The car was built to get rid of the remaining VXR's on lots. It has a non-intercooled Harrop HH112 supercharger some exhaust, suspension and someother upgrades. Its one bad motha sucka: http://www.youtube.com/watch?v=m4fFVAIb0KY
I would like to convert mine to a VXR 500 clone but it just too much coin.


----------



## hsv (Jun 11, 2007)

gm4life said:


> The car was built to get rid of the remaining VXR's on lots. It has a non-intercooled Harrop HH112 supercharger some exhaust, suspension and someother upgrades. Its one bad motha sucka: http://www.youtube.com/watch?v=m4fFVAIb0KY
> I would like to convert mine to a VXR 500 clone but it just too much coin.


I saw the same video  I was wondering why they were cheaper than the base VXRs!

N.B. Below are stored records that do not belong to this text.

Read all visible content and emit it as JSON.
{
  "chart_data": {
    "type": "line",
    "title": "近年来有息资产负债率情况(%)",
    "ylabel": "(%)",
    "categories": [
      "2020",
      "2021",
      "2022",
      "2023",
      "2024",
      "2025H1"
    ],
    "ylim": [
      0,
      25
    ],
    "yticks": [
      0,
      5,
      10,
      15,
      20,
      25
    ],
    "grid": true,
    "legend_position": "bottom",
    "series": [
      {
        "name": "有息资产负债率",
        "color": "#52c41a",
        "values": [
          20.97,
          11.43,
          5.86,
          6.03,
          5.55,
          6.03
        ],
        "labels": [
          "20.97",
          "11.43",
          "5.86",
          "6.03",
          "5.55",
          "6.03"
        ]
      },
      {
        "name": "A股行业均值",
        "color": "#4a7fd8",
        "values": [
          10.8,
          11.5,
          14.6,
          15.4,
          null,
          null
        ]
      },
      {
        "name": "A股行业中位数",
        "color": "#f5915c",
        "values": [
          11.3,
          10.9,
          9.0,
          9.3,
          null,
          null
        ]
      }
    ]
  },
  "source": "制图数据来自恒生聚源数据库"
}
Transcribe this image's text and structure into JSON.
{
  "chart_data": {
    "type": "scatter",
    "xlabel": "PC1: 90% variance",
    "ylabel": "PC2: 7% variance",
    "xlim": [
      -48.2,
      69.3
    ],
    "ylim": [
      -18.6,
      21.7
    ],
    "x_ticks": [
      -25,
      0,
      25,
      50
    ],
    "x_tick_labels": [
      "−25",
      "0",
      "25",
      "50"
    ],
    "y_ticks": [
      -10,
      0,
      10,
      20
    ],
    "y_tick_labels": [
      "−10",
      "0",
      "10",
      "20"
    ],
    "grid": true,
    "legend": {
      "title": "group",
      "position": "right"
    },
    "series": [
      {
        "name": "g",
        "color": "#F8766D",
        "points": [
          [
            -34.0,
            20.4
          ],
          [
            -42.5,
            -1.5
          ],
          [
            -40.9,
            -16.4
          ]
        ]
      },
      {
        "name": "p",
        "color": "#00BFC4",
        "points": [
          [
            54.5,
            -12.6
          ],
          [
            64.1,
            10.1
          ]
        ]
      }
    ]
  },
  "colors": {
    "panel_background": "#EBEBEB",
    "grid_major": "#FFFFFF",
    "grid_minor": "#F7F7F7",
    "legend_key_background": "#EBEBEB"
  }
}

I noticed they upgraded the brakes to 6 piston "AP brakes":

http://www.autoexpress.co.uk/carreviews/firstdrives/203417/vauxhall_monaro.html

Any idea if we can get those parts here?

HSV.


----------



## silgoat05 (Jul 1, 2006)

i want it sooo badddd!!! :rofl: :rofl: :rofl:


----------



## GM4life (Mar 18, 2007)

hsv said:


> I saw the same video  I was wondering why they were cheaper than the base VXRs!
> 
> I noticed they upgraded the brakes to 6 piston "AP brakes":
> 
> ...


Like I said before the VXR 500 was built to get rid of the remaining VXR's on dealer lots thats probly why they were cheaper than the standard VXR. You can get AP Racing Brakes here, AP's is alot of coin: http://www.apracing.com/car/site.htm . If your in the market for performance brakes look into someone like Wilwood and Baer. Also JHP has performance brakes too for some money.
http://www.wortec.co.uk/


----------



## hsv (Jun 11, 2007)

gm4life said:


> Like I said before the VXR 500 was built to get rid of the remaining VXR's on dealer lots thats probly why they were cheaper than the standard VXR. You can get AP Racing Brakes here, AP's is alot of coin: http://www.apracing.com/car/site.htm . If your in the market for performance brakes look into someone like Wilwood and Baer. Also JHP has performance brakes too for some money.
> http://www.wortec.co.uk/


Thanks for the links!

HSV.


----------



## GM4life (Mar 18, 2007)

hsv said:


> Thanks for the links!
> 
> HSV.


Your welcome :cheers


----------